English    Türkçe    فارسی   

6
1834-1858

  • Çaresiz bir müflis, derde düşmüştü. Hiçbir şeyi yoktu, binlerce zehir yutmuştu.
  • Namazlarda, dualarda yalvarmakta, ey Allahm, ey kurdu kuşu koruyan! 1835
  • Sen, beni yorulmadan, çalışıp çabalamadan yarattın. Şu âlemde rızkımı da benim kazancım olmadan ver.
  • Başımda gizli olan beş inci verdin. Beş duygu daha ihsan ettin ki onlar da gizli.
  • Bu ihsanların sayıya sığmaz. Ben utanıyorum, anlatmadan âcizim.
  • Beni yaratan yalnız sensin. Rızkımı da sen düzene koy demekteydi.
  • Yıllarca bu duada bulundu. Nihayet ağlayıp yalvarışı tesir etti. 1840
  • Hani çalışmadan, yorulmadan helâl bir rızk isteyen adam vardı ya, onun gibi.
  • Nihayet Allah adaletine sahip Davut Peygamber zamanında bir öküz, onu kutluluğa ulaştırmıştı.
  • Bu adamda yüzünü yerlere sürdü, yalvarıp sızladı, nihayet meydandan icabet topunu çeldi.

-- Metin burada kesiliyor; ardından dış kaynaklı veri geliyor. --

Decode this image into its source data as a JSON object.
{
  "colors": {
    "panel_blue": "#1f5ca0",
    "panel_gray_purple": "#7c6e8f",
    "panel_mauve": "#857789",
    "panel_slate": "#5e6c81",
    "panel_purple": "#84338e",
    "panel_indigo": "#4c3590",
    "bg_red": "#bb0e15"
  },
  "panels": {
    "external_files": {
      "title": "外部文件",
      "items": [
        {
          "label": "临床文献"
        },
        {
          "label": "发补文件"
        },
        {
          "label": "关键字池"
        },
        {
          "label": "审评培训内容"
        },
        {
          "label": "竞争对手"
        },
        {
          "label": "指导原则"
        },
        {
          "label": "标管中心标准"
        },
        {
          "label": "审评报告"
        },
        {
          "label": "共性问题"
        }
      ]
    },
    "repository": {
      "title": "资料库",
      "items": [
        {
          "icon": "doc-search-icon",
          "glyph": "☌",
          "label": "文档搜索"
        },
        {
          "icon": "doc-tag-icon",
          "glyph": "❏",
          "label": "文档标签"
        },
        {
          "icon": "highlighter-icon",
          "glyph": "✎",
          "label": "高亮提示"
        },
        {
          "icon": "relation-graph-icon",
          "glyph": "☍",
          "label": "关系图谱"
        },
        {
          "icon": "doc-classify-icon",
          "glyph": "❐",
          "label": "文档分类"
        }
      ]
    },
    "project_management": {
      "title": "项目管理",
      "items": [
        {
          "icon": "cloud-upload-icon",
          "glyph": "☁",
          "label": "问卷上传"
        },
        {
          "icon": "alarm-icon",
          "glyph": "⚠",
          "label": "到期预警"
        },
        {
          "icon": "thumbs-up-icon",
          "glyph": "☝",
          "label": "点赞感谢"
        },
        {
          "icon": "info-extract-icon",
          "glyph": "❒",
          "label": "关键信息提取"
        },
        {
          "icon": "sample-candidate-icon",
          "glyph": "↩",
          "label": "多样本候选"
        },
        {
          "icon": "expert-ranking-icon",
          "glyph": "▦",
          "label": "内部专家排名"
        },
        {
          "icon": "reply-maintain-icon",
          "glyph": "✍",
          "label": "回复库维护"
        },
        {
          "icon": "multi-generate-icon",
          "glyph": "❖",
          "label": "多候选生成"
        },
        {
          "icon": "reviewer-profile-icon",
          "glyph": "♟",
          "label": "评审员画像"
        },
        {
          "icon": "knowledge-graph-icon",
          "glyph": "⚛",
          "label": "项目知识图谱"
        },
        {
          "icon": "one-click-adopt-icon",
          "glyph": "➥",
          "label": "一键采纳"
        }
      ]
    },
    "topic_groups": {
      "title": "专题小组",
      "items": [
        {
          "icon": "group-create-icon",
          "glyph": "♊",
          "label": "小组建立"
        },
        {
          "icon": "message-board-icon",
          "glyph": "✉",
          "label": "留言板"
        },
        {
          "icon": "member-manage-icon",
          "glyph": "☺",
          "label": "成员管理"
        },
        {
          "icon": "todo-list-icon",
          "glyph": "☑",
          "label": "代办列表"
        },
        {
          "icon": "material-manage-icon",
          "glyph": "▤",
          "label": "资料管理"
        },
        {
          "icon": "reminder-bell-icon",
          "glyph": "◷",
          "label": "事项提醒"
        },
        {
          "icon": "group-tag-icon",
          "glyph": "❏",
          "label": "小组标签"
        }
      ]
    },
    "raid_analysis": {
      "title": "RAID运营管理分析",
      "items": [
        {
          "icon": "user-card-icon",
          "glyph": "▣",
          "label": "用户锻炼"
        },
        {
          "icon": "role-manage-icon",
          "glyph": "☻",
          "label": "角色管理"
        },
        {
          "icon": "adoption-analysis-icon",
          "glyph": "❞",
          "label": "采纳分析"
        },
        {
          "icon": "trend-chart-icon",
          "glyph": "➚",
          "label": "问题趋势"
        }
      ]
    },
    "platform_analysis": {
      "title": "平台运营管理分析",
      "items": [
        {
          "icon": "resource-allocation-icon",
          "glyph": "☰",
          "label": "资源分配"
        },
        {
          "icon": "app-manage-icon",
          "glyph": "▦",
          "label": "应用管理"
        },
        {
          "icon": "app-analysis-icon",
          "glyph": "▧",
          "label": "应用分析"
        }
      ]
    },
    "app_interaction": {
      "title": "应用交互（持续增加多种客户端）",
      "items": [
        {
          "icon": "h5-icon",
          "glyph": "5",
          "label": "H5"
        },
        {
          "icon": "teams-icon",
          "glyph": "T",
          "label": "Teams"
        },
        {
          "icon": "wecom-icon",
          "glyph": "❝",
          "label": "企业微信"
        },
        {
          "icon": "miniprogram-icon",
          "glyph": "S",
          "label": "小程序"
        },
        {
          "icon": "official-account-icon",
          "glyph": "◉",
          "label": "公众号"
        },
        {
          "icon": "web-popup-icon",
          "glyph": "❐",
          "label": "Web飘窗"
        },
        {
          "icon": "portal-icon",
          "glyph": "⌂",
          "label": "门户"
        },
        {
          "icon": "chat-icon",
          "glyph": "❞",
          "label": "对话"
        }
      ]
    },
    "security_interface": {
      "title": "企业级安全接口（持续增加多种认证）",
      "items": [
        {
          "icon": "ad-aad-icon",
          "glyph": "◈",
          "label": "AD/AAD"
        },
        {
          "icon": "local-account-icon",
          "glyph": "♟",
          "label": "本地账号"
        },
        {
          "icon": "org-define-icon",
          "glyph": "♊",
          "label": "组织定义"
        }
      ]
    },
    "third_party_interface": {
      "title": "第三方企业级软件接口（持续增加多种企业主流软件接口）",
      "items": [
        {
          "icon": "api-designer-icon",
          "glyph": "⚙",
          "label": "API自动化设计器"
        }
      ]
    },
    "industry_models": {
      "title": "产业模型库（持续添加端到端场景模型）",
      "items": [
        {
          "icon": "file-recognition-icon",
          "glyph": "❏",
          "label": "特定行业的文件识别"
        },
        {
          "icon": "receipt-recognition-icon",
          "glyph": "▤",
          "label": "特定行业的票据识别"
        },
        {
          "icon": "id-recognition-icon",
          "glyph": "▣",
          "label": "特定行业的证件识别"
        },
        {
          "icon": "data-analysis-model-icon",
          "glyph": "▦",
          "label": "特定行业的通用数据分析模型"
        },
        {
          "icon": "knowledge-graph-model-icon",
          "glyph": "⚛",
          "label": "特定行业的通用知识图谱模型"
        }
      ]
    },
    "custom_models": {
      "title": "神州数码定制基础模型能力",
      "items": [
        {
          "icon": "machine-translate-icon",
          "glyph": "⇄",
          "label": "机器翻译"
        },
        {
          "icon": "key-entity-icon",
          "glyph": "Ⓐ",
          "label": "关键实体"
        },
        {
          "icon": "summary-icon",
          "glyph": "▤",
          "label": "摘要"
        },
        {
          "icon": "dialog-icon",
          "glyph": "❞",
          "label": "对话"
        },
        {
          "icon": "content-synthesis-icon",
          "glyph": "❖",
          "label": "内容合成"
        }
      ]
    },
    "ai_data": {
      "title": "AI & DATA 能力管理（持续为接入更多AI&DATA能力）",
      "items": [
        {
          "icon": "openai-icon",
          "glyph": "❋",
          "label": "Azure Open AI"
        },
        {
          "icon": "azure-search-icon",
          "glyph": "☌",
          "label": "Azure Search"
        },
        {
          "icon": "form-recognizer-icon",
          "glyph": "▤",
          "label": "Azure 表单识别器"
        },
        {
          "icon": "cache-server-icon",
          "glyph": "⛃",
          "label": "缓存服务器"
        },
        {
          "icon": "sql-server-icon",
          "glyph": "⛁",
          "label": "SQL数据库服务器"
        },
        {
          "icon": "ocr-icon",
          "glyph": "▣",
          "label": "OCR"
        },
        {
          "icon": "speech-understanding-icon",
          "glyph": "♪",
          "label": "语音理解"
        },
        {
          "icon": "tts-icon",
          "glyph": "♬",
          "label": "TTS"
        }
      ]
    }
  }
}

  • Bazen duasının kabul edilmeyişine bakıp kötü zanlara düşüyor, niçin duam kabul edilmiyor diyor,
  • Derken yine Allah’nın lûtuf ve keremi, gönlüne muştuluklar veriyor, duasının kabul edileceğine delil oluyordu. 1845
  • Çalışıp çabalarken yorulup ümitsizliğe düşünce Allah tapısında gel sesini duyuyordu.
  • Allah alçaltıcıdır, yücelticidir. Bu ikisinden başka hiçbir işi yoktur.
  • Yerin alçalışına bak, göğün yücelişine bak. Kâinatın devranı bu ikisinden hâli değildir.
  • Şu yerin yücelip alçalışı da bir başka çeşittir. Yılın yarısında çorak bir hale gelir, yarısında yeşerir, tazeleşir.
  • Mihnetle dolu olan zamanın yücelip alçalması, büsbütün başka bir tarzdadır. Yirmi dört saatin yarısı günden olur, yarısı gece. 1850
  • Zıtlarla uzlaşan mizacın yükselmesi, alçalması da şudur: Gâh insan sıhhatli olur, gâh hastalanır, inler.
  • Dünyanın bütün hallerini böyle bil. Kıtlık, bolluk, barış, savaş, hep denemelerden meydana gelir.
  • Şu dünya, havada bu iki kanatla uçar. Canlar da bu ikisi yüzünden korku ve ümit yurtlarında yurt edinirler.
  • Böylece dünya, şimal rüzgârına benzeyen hayatla ve sam yeli gibi olan ölümle titrer durur.
  • Nihayet İsa’mızın tek renge boyayan birlik küpü yüzlerce renkli küpleri kırar. 1855
  • Çünkü o âlem, tuzlaya benzer. Oraya ne düşerse renkten arınır.
  • Toprağa bak. Çeşit, çeşit renkte bulunan insanları mezarlarda bir renge sokmada.
  • Bu, görünen bedenlerin tuzlası, mâna âlemine ait tuzlaysa bundan tamamı ile ayrıdır.